SYNTHETIC IMAGE

TRM 153
Assignment 1: The Synthetic Image
Due for Critique: Week 5/ September, September 22, 2014

For your first assignment, you will be responsible for generating a synthetic image. As you may already know, all images are synthetic: they are framed, edited, manipulated, and presented to viewers in order to communicate something. That something could be an idea, a product, a set of instructions, a secret, a protest, a critique, a proposition, a new way of seeing things, poetry, or something else entirely.

For this assignment you will use the power of your brain, eyes, computer, and Photoshop CC to incorporate at least THREE different image sources into ONE seamless, synthetic image.

    For critique:
  • Present an image you created using Photoshop CC which seamlessly edits at least three elements into one image. The elements should include (but are not limited to):
  • An appropriated image from a physical book or other media in the library,
  • An appropriated image from a suggested online image database (below),
  • An image from your personal archive;
  • Be able to talk about how you did what you did (technically);
  • You must be able to talk about what, why, and how you did what you did with what you did (conceptually). Some things to think about:
  • What idea are you trying to communicate? What references did you think about when making this work (a story, a current or historical event, a personal experience)? Are you making a statement? Is it a statement of support, critique, wonder, poetry, disgust, frustration, awe, or something else? If your image could communicate one, clear message to your audience; what would it be? If you could embed a secret message in your work, what would it be?
  • Title your work; Provide a bibliography for your source material.
    Resources:


HOMEWORK: DUE SEPTEMBER 8, 2014:
  • Gather images and make multiple print outs (these can be cheap and black and white). Make at least 3 paper mock-ups of something you want to make in your notebook. Use simple collage (cut and paste with scissors and glue).
  • Bring your paper mock ups in your notebooks and digital files of your source images on your laptops (with Photoshop CC) to class. Prior to our next class meeting, please watch the assigned Lynda.com tutorials.
  • Attend the Urban Cinematheque at the Everson Museum Plaza on Friday, August 29 at 7:30pm; featuring a free outdoor screening of The Grand Budapest Hotel and an arts/culture fair. Collect info from at least one org, write about it in your notebook.
  • Watch Lynda.com videos. (links and required chapters below). Take good notes! You will be required to sign up for an account with Lynda.com to view these videos. Start with the 7 day trial through lynda.com. (Following this, I suggest self-organizing with your fellow students to share costs).  
LYNDA.COM VIDEOS: 
Photoshop CC for Photographers: Fundamentals (Review and Refresh)
Mandatory chapters:Strategies for learning Photoshop (4 mins)
Getting Started with Photoshop (11 mins)
Opening, Saving, and Viewing your photographs (10 mins)
Understanding Digital Images and Resizing (24 mins)

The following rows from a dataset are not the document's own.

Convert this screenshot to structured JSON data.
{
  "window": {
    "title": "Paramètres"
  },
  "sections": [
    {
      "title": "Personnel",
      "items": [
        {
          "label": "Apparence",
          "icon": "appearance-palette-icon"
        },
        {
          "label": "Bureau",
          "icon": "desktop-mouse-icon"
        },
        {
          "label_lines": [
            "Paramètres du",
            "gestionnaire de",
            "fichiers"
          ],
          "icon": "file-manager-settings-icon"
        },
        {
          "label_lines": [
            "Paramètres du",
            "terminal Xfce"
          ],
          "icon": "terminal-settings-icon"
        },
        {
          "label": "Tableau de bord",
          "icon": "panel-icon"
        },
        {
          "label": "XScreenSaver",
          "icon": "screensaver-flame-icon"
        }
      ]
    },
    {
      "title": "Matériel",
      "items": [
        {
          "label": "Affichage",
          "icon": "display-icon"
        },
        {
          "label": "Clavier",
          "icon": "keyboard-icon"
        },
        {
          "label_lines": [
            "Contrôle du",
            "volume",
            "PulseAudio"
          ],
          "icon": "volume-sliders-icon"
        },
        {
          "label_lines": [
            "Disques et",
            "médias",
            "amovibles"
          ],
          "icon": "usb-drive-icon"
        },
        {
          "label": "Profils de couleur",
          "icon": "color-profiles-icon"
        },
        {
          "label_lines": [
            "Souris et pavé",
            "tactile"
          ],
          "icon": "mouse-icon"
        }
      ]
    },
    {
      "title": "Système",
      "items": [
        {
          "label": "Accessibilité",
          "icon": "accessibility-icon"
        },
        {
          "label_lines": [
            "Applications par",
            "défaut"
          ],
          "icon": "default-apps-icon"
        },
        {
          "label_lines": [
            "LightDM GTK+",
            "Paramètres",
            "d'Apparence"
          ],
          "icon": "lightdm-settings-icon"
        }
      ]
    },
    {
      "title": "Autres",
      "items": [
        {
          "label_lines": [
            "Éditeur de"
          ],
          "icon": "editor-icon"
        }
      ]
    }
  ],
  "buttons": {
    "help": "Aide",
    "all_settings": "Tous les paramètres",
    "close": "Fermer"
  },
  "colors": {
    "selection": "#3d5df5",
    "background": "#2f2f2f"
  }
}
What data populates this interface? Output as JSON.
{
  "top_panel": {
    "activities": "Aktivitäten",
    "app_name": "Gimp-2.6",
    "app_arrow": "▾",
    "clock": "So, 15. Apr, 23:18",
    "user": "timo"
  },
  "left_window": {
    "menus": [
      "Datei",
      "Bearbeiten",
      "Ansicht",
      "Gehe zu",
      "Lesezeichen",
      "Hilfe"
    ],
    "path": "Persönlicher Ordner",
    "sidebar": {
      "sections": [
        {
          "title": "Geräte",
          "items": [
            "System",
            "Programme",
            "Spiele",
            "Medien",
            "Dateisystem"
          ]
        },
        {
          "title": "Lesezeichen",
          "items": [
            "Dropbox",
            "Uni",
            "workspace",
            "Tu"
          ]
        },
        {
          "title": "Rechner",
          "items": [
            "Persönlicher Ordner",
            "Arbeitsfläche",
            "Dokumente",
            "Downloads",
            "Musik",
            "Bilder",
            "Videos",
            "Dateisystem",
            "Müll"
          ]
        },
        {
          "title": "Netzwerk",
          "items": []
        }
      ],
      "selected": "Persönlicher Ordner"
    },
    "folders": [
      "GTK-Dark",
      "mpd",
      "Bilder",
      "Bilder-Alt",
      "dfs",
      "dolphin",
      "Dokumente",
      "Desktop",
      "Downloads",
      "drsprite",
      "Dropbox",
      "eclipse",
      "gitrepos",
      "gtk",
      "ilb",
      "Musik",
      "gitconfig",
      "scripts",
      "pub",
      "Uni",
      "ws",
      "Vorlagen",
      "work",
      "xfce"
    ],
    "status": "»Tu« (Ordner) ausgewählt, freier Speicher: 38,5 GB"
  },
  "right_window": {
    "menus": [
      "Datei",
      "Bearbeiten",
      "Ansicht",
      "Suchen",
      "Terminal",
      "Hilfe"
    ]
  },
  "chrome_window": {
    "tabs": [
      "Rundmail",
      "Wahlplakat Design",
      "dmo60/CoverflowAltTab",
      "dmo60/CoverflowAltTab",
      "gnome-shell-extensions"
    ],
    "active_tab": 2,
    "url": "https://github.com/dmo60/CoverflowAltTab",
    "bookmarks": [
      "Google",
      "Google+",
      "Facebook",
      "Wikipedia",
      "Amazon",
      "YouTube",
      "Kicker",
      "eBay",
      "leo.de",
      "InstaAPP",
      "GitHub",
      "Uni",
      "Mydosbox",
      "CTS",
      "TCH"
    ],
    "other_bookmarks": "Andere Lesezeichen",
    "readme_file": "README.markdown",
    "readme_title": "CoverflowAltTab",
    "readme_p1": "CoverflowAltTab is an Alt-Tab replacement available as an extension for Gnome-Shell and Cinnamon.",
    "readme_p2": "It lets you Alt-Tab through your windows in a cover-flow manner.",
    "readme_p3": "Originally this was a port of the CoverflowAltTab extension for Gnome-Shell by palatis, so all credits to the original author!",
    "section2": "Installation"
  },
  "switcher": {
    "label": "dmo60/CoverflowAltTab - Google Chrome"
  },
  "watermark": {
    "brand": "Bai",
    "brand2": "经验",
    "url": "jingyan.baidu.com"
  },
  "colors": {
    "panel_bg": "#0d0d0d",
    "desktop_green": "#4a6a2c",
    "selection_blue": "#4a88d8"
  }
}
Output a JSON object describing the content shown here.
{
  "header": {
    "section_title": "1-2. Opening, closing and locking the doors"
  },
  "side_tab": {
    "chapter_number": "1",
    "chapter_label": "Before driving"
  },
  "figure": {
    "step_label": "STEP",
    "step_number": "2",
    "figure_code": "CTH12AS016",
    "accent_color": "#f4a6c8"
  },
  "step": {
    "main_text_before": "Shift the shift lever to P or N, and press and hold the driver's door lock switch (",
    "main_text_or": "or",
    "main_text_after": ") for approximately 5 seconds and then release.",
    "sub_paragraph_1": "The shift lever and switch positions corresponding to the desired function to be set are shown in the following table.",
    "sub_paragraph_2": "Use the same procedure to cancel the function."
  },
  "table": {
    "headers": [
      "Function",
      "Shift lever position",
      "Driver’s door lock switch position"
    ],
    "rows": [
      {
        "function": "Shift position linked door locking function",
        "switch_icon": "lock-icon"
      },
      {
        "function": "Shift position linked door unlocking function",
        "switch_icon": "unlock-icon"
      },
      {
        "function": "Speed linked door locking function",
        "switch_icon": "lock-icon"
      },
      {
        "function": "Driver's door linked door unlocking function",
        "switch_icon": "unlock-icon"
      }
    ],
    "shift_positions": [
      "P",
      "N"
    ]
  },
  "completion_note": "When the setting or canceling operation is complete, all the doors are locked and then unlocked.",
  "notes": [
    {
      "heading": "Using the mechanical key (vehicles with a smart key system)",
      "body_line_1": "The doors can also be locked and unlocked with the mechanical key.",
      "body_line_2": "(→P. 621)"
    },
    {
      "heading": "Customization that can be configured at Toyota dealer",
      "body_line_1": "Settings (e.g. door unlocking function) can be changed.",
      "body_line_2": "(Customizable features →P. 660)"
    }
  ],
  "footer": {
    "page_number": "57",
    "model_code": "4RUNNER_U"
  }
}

Suggested chapters (most of these are applied in the Compositing course): Cropping Your Photographs
Working with Layers
Improving basic exposure and tone
Making Selections and Adjustments

Photoshop for Photographers: Compositing 
Mandatory chapters:Introduction (3 min)
Combining Expressions (18 mins)
Adding A Subject to a New Environment (51 mins)
Compositing to Improve Composition (51 mins)
Replacing the Sky in an Image (21 mins)
Creating an Imaginative Scene (1 hr)

HOMEWORK: DUE SEPTEMBER 15 , 2014:
  • Reading Due: Allen Sekula,The Body and The Archive
  • Work on your project. Review Lynda.com videos as needed. Next week we will have in-progress meetings where you will show me what you did, how you are doing it, and what you want to do in the next two weeks. Remember to save your file often, and back it up. Your final image must contain elements from at least three sources: 1) digital image from a physical book/object that you made, 2) an image from a digital database, and 3) an image from your personal archive.